Apoyados en un banco de la plaza lo esperan impacientes. La brisa
mediterránea envuelve sus ilusiones y alborota sus cabellos.
- ¡Ahí está Juan!- gritan al
unísono.
Asomada a la ventana, una mujer agita su mano pero tan emocionados están que no reparan en el
gesto.
Cuchichean repasando sus planes. No quieren ser vistos, ni que otros
ocupen su sitio. Conocen el lugar en el ser espectadores de primera fila.
Desde la puerta sienten que en el interior bulle la vida y huele a
calamares fritos. Ya han cenado pero con diez años, la palabra hartura no forma
parte de su código lingüístico. Se tocan los bolsillos abultados y continúan su
camino. La noche es suya y es mágica.
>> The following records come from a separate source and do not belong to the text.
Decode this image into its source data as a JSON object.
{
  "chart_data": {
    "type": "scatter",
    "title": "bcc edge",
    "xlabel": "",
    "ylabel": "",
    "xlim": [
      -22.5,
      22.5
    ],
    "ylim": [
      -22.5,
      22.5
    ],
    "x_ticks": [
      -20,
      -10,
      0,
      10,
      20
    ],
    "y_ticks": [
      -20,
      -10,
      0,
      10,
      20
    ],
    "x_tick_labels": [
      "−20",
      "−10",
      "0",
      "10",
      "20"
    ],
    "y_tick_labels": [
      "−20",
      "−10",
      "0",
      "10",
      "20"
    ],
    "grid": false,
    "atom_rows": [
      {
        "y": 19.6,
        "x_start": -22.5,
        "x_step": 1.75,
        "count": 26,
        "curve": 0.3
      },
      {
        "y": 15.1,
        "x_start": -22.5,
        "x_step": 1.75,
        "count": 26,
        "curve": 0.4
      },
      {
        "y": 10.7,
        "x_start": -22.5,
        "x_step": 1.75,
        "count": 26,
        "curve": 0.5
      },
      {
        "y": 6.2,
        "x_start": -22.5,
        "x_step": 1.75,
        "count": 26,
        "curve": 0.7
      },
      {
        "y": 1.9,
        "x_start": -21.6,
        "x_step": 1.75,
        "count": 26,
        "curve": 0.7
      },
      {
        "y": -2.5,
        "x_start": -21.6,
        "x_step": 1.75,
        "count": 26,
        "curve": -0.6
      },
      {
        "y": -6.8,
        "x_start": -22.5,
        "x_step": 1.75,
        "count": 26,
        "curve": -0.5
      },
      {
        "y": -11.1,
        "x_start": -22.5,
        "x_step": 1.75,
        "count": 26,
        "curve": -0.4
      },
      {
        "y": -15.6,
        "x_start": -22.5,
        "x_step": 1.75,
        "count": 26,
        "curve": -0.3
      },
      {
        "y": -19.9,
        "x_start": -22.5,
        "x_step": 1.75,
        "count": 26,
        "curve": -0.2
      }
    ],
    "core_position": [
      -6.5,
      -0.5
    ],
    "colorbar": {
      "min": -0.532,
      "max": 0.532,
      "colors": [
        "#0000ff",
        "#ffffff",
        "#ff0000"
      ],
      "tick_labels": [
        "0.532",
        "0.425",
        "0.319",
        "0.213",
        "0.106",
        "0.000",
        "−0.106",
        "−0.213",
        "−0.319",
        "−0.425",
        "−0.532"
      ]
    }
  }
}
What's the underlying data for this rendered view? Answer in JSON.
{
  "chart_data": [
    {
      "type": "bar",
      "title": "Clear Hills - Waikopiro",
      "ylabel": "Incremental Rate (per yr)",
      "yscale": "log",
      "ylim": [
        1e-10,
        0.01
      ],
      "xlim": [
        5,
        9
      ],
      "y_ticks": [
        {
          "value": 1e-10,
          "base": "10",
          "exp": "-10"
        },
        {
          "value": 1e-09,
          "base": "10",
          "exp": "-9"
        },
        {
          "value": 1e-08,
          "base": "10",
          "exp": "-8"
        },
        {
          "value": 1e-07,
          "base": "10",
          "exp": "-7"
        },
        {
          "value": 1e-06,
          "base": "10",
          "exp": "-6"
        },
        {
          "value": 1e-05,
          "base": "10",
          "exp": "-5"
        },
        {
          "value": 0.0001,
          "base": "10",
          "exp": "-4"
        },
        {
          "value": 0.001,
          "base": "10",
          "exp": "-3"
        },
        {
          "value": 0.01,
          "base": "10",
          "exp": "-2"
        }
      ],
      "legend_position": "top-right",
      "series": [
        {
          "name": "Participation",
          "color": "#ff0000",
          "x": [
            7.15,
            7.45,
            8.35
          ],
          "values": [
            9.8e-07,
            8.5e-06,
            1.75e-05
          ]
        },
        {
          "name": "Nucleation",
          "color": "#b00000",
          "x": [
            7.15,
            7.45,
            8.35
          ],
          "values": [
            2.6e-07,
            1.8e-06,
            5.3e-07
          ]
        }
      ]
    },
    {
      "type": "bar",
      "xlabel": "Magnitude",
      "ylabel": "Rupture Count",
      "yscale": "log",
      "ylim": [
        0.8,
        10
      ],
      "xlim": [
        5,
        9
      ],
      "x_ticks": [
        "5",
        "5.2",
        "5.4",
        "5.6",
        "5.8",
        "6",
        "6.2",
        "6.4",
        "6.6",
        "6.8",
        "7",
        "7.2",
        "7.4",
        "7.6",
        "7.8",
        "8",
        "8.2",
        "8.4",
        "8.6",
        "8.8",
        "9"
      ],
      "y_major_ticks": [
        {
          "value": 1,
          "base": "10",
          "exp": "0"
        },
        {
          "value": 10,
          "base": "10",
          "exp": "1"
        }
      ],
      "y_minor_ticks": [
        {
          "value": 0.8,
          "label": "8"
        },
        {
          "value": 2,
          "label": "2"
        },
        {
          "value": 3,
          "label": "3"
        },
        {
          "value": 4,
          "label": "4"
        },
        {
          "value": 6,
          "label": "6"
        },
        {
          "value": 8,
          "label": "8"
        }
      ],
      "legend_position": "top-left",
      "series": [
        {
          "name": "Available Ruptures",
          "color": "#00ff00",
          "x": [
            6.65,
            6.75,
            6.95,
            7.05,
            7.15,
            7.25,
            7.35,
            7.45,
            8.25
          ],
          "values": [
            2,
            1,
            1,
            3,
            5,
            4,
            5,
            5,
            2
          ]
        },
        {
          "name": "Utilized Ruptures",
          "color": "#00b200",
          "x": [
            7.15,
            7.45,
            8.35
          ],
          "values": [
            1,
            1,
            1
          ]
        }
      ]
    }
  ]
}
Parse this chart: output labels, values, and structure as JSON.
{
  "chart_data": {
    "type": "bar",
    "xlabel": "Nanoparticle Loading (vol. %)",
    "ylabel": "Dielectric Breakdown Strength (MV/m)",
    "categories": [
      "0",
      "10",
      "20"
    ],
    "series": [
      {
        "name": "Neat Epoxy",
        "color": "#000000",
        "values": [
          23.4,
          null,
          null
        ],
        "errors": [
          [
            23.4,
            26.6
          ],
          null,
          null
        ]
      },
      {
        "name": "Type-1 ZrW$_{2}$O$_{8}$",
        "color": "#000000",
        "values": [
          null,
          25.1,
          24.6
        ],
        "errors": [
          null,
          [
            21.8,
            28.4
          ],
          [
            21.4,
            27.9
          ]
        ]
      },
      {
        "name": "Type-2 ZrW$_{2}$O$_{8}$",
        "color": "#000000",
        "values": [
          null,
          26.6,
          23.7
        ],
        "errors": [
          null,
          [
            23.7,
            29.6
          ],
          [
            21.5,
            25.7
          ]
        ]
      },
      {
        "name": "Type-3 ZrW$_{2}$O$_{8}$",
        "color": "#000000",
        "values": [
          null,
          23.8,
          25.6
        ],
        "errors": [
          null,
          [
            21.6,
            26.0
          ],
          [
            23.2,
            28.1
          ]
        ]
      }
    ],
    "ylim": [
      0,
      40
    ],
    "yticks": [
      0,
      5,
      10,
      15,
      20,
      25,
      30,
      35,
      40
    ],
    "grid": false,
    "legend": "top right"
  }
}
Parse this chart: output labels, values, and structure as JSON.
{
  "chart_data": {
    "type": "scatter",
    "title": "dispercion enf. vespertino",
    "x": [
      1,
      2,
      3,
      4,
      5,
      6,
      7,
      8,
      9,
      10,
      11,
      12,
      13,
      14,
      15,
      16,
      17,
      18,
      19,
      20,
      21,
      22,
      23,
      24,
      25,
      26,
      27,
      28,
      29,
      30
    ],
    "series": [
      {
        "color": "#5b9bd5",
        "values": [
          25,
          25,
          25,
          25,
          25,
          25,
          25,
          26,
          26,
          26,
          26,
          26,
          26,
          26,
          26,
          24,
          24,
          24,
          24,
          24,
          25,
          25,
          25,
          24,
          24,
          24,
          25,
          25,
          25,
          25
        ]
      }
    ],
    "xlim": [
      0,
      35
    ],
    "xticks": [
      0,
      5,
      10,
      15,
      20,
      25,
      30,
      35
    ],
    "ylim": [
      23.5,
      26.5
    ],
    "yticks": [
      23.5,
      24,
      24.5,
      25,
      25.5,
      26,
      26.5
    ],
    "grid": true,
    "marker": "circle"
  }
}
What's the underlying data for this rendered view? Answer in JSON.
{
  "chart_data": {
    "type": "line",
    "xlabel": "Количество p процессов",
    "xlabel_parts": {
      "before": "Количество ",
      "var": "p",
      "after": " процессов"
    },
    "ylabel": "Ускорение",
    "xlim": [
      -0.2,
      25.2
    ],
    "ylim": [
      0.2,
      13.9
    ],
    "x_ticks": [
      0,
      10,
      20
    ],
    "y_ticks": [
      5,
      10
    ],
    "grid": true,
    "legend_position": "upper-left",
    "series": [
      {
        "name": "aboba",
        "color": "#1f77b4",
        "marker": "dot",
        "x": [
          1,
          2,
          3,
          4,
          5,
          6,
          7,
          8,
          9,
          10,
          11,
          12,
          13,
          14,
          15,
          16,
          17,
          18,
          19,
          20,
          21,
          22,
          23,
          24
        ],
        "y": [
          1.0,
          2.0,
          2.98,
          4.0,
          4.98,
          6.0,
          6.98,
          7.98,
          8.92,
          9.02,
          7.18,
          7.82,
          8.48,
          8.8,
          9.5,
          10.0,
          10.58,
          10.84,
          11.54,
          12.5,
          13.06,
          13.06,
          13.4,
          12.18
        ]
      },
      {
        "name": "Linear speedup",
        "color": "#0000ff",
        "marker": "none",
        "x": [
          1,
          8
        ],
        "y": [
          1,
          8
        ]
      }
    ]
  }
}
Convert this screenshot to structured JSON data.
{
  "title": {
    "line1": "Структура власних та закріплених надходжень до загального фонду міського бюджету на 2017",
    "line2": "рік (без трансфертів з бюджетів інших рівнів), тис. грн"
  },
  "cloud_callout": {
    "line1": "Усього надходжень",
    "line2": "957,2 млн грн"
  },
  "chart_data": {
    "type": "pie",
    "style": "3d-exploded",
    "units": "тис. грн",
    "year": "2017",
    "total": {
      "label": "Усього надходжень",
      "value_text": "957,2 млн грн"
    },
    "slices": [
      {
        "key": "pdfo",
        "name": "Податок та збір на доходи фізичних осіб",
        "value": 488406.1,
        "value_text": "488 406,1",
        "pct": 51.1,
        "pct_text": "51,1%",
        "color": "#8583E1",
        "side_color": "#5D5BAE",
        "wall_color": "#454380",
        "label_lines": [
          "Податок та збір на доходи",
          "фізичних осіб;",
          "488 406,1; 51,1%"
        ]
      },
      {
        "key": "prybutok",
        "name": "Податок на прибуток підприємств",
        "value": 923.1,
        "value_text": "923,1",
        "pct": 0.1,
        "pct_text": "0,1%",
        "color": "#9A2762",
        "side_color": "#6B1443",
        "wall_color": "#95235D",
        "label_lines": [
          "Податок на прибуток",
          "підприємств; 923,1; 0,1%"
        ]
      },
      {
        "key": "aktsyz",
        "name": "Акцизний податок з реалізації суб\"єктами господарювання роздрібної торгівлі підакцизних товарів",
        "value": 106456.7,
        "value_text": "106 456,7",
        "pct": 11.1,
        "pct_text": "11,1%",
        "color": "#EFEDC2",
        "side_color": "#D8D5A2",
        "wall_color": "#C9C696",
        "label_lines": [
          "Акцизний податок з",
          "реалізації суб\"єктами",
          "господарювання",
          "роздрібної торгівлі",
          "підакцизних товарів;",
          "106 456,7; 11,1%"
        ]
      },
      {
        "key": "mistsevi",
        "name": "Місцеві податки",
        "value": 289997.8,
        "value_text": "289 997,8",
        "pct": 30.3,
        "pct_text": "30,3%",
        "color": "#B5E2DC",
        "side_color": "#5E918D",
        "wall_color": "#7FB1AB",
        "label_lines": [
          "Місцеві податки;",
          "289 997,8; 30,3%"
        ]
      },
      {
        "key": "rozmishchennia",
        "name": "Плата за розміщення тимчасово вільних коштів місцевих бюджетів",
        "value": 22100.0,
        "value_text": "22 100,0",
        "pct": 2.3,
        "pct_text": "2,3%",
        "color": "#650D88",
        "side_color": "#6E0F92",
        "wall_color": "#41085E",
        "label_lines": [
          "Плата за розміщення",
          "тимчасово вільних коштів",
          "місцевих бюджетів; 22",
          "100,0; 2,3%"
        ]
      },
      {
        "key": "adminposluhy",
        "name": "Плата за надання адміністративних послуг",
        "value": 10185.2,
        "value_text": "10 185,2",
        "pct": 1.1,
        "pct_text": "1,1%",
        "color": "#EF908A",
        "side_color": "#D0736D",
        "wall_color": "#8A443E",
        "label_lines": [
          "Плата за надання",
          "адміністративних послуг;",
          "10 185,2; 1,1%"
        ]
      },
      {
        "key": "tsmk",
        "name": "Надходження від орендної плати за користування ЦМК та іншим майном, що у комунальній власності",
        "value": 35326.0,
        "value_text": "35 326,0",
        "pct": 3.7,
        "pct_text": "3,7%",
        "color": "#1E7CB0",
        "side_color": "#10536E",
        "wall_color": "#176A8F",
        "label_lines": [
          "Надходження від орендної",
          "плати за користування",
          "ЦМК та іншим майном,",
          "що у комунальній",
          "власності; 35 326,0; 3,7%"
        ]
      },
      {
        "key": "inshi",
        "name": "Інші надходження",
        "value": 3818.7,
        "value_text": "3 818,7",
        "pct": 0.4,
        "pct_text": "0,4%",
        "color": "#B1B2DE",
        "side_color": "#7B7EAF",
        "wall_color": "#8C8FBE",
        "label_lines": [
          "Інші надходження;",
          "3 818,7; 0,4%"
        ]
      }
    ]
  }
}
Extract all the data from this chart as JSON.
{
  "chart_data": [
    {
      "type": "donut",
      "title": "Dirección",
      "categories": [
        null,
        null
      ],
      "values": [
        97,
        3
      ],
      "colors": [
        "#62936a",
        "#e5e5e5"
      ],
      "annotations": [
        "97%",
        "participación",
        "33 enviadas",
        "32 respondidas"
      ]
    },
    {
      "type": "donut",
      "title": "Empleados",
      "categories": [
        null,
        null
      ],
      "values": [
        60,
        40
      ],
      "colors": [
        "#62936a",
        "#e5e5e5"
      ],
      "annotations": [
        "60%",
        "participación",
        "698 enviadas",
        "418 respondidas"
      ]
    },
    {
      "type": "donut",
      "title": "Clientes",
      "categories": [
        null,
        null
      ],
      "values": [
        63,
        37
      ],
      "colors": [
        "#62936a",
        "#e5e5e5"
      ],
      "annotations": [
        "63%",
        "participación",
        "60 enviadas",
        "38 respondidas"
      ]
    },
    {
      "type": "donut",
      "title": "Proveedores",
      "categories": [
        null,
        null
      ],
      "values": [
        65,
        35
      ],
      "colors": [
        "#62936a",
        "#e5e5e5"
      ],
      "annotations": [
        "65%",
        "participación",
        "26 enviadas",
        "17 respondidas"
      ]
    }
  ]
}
La noche es de cine.
Trepan sin orden y se encaraman en el árbol más frondoso del parque,
para ver sin ser vistos.
Contienen la respiración y dejan de mascar para no perder detalle. Sus
ojos brillan y sus pupilas se dilatan.
Mientras sacude sus pantalones para que su madre no le ande preguntando
donde ha estado, Juan piensa en que mañana, cuando salgan al patio, también
correrá girando en sentido inverso.
Aunque pequeño aún, sabe muy bien lo que quiere.